Okay, so where's the camera? We need to return it. Search, search, search. Where is it? All the groceries are systematically dumped out on the pavement while we search for the camera. There it is, doing an impression of a grocery bag. Repack all the groceries.

Onwards and upwards. We wander into the camera shop. Now this shop is in the middle of the cruiseshop dock, where all the "snowflakes" and other double coloured people come (double coloured is where you're red and burned on one side and white on the other!) We've been using this shop for several years now and we're on first named terms with some of the staff, and those we don't know the names of, we're getting there.

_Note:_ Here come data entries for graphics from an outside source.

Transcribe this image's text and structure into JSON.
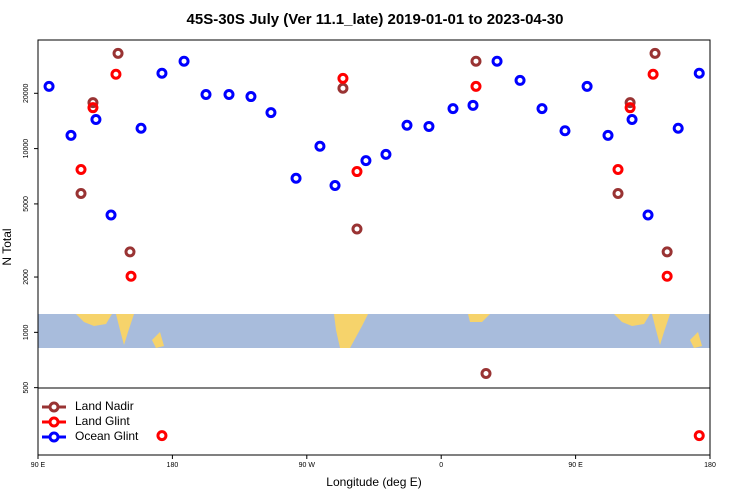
{
  "chart_data": {
    "type": "scatter",
    "title": "45S-30S July (Ver 11.1_late)   2019-01-01 to 2023-04-30",
    "x_label": "Longitude (deg E)",
    "y_label": "N Total",
    "log_y": true,
    "legend": "lower left",
    "xlim": [
      90,
      540
    ],
    "xticks": [
      {
        "value": 90,
        "label": "90 E"
      },
      180,
      {
        "value": 270,
        "label": "90 W"
      },
      {
        "value": 360,
        "label": "0"
      },
      {
        "value": 450,
        "label": "90 E"
      },
      {
        "value": 540,
        "label": "180"
      }
    ],
    "ylim": [
      215,
      39000
    ],
    "yticks": [
      500,
      1000,
      2000,
      5000,
      10000,
      20000
    ],
    "series": [
      {
        "name": "Land Nadir",
        "color": "#993333",
        "x": [
          143.6,
          126.8,
          118.8,
          151.6,
          294.2,
          303.6,
          383.3,
          390,
          486.5,
          478.4,
          503.2,
          511.3
        ],
        "values": [
          33000,
          17800,
          5700,
          2740,
          21300,
          3650,
          29900,
          597,
          17800,
          5700,
          33000,
          2740
        ]
      },
      {
        "name": "Land Glint",
        "color": "#ff0000",
        "x": [
          142.2,
          126.8,
          118.8,
          152.3,
          294.2,
          303.6,
          383.3,
          173,
          501.9,
          486.5,
          478.4,
          511.3,
          532.8
        ],
        "values": [
          25400,
          16700,
          7700,
          2020,
          24100,
          7500,
          21800,
          274,
          25400,
          16700,
          7700,
          2020,
          274
        ]
      },
      {
        "name": "Ocean Glint",
        "color": "#0000ff",
        "x": [
          97.4,
          112.1,
          128.8,
          138.9,
          159,
          173,
          187.8,
          202.5,
          217.9,
          232.6,
          246,
          262.8,
          278.8,
          288.9,
          309.6,
          323,
          337.1,
          351.8,
          367.9,
          381.3,
          397.4,
          412.8,
          427.5,
          442.9,
          457.7,
          471.7,
          487.8,
          498.5,
          518.7,
          532.8
        ],
        "values": [
          21800,
          11800,
          14400,
          4350,
          12900,
          25700,
          29900,
          19700,
          19700,
          19200,
          15700,
          6900,
          10300,
          6300,
          8600,
          9300,
          13400,
          13200,
          16500,
          17200,
          29900,
          23500,
          16500,
          12500,
          21800,
          11800,
          14400,
          4350,
          12900,
          25700
        ]
      }
    ]
  }
}
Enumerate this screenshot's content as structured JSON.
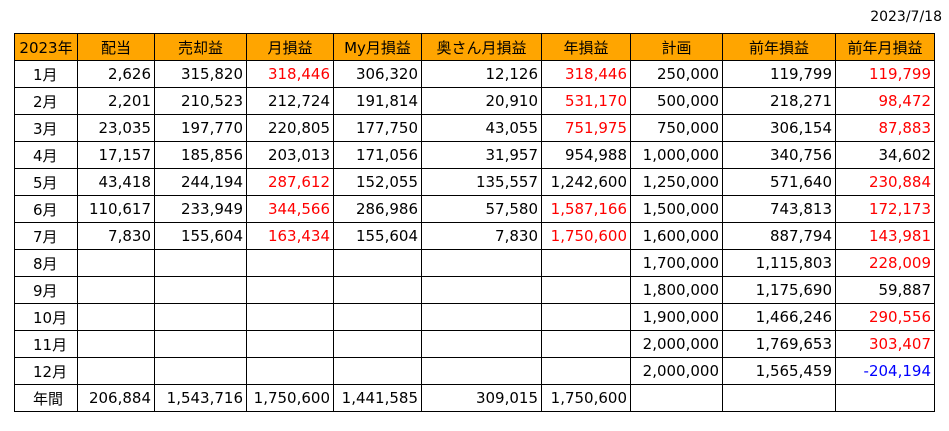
{
  "date": "2023/7/18",
  "colors": {
    "header_bg": "#ffa500",
    "positive_highlight": "#ff0000",
    "negative": "#0000ff"
  },
  "headers": [
    "2023年",
    "配当",
    "売却益",
    "月損益",
    "My月損益",
    "奥さん月損益",
    "年損益",
    "計画",
    "前年損益",
    "前年月損益"
  ],
  "rows": [
    {
      "month": "1月",
      "cells": [
        "2,626",
        "315,820",
        "318,446",
        "306,320",
        "12,126",
        "318,446",
        "250,000",
        "119,799",
        "119,799"
      ],
      "red": [
        false,
        false,
        true,
        false,
        false,
        true,
        false,
        false,
        true
      ]
    },
    {
      "month": "2月",
      "cells": [
        "2,201",
        "210,523",
        "212,724",
        "191,814",
        "20,910",
        "531,170",
        "500,000",
        "218,271",
        "98,472"
      ],
      "red": [
        false,
        false,
        false,
        false,
        false,
        true,
        false,
        false,
        true
      ]
    },
    {
      "month": "3月",
      "cells": [
        "23,035",
        "197,770",
        "220,805",
        "177,750",
        "43,055",
        "751,975",
        "750,000",
        "306,154",
        "87,883"
      ],
      "red": [
        false,
        false,
        false,
        false,
        false,
        true,
        false,
        false,
        true
      ]
    },
    {
      "month": "4月",
      "cells": [
        "17,157",
        "185,856",
        "203,013",
        "171,056",
        "31,957",
        "954,988",
        "1,000,000",
        "340,756",
        "34,602"
      ],
      "red": [
        false,
        false,
        false,
        false,
        false,
        false,
        false,
        false,
        false
      ]
    },
    {
      "month": "5月",
      "cells": [
        "43,418",
        "244,194",
        "287,612",
        "152,055",
        "135,557",
        "1,242,600",
        "1,250,000",
        "571,640",
        "230,884"
      ],
      "red": [
        false,
        false,
        true,
        false,
        false,
        false,
        false,
        false,
        true
      ]
    },
    {
      "month": "6月",
      "cells": [
        "110,617",
        "233,949",
        "344,566",
        "286,986",
        "57,580",
        "1,587,166",
        "1,500,000",
        "743,813",
        "172,173"
      ],
      "red": [
        false,
        false,
        true,
        false,
        false,
        true,
        false,
        false,
        true
      ]
    },
    {
      "month": "7月",
      "cells": [
        "7,830",
        "155,604",
        "163,434",
        "155,604",
        "7,830",
        "1,750,600",
        "1,600,000",
        "887,794",
        "143,981"
      ],
      "red": [
        false,
        false,
        true,
        false,
        false,
        true,
        false,
        false,
        true
      ]
    },
    {
      "month": "8月",
      "cells": [
        "",
        "",
        "",
        "",
        "",
        "",
        "1,700,000",
        "1,115,803",
        "228,009"
      ],
      "red": [
        false,
        false,
        false,
        false,
        false,
        false,
        false,
        false,
        true
      ]
    },
    {
      "month": "9月",
      "cells": [
        "",
        "",
        "",
        "",
        "",
        "",
        "1,800,000",
        "1,175,690",
        "59,887"
      ],
      "red": [
        false,
        false,
        false,
        false,
        false,
        false,
        false,
        false,
        false
      ]
    },
    {
      "month": "10月",
      "cells": [
        "",
        "",
        "",
        "",
        "",
        "",
        "1,900,000",
        "1,466,246",
        "290,556"
      ],
      "red": [
        false,
        false,
        false,
        false,
        false,
        false,
        false,
        false,
        true
      ]
    },
    {
      "month": "11月",
      "cells": [
        "",
        "",
        "",
        "",
        "",
        "",
        "2,000,000",
        "1,769,653",
        "303,407"
      ],
      "red": [
        false,
        false,
        false,
        false,
        false,
        false,
        false,
        false,
        true
      ]
    },
    {
      "month": "12月",
      "cells": [
        "",
        "",
        "",
        "",
        "",
        "",
        "2,000,000",
        "1,565,459",
        "-204,194"
      ],
      "red": [
        false,
        false,
        false,
        false,
        false,
        false,
        false,
        false,
        false
      ],
      "blue_last": true
    }
  ],
  "total": {
    "label": "年間",
    "cells": [
      "206,884",
      "1,543,716",
      "1,750,600",
      "1,441,585",
      "309,015",
      "1,750,600",
      "",
      "",
      ""
    ]
  }
}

Anyway, we speak to the guy on the camera counter. We don't know his name yet, but he's a very, very nice man and he listened carefully to our very sad story, he looked at the camera with it's drowned sandy insides and ... he agreed to change the camera for me ... WOW!!! I just wanted to jump up on the counter and give him a cuddle. We settled for a handshake - I just can't jump that high any more. I came out that shop grinning stupidly.

Back to the boat for a very late lunch. It's been raining. The dinghy dock is clanking and banging. It takes a good 20 minutes to empty the dinghy of water. We get back to the boat which is beginning to feel like the "Big Dipper" in a funfair. Doing anything in these conditions is not easy, and we consider moving "Freya", but we can't yet because we have to go back for the laundry. We return to the laundry and 3.00 pm and yes, it's finished.

Back to the "Big Dipper" (Freya). We haul ourselves on board and very, very quickly get underway. We're getting "outa here". We charged out of the harbour in good style, spray flying over the boat. Did anyone remember to close the forehatch? No. Alan goes down inside the boat and all I hear is a wail - "everything is soaked". All the stuff on the bed, in the bed and anywhere near the bed is soaking wet. The floor is swimming. The carpet is floating. Well, I guess it's back to the laundry again today folks ...

Yes, it's such a relaxing life in Paradise ...


Before my new underwater camera drowned, I managed to take some photographs of life on a coral reef!

We're in the US Virgins, and still loving it. We had dinner with "Shian" at an Eco Lodge last week. Great fun, if a little strange eating with hundreds of other people (and their kids) in a canteen environment.

We also met up with Sue and Randy from "Nancy Dawson" in Charlotte Amalie - we hadn't seen them for 4 years - Vero Beach in Florida in fact - and it was great to see them again.

The weather has been very odd recently, with light winds and so we've had very little sailing.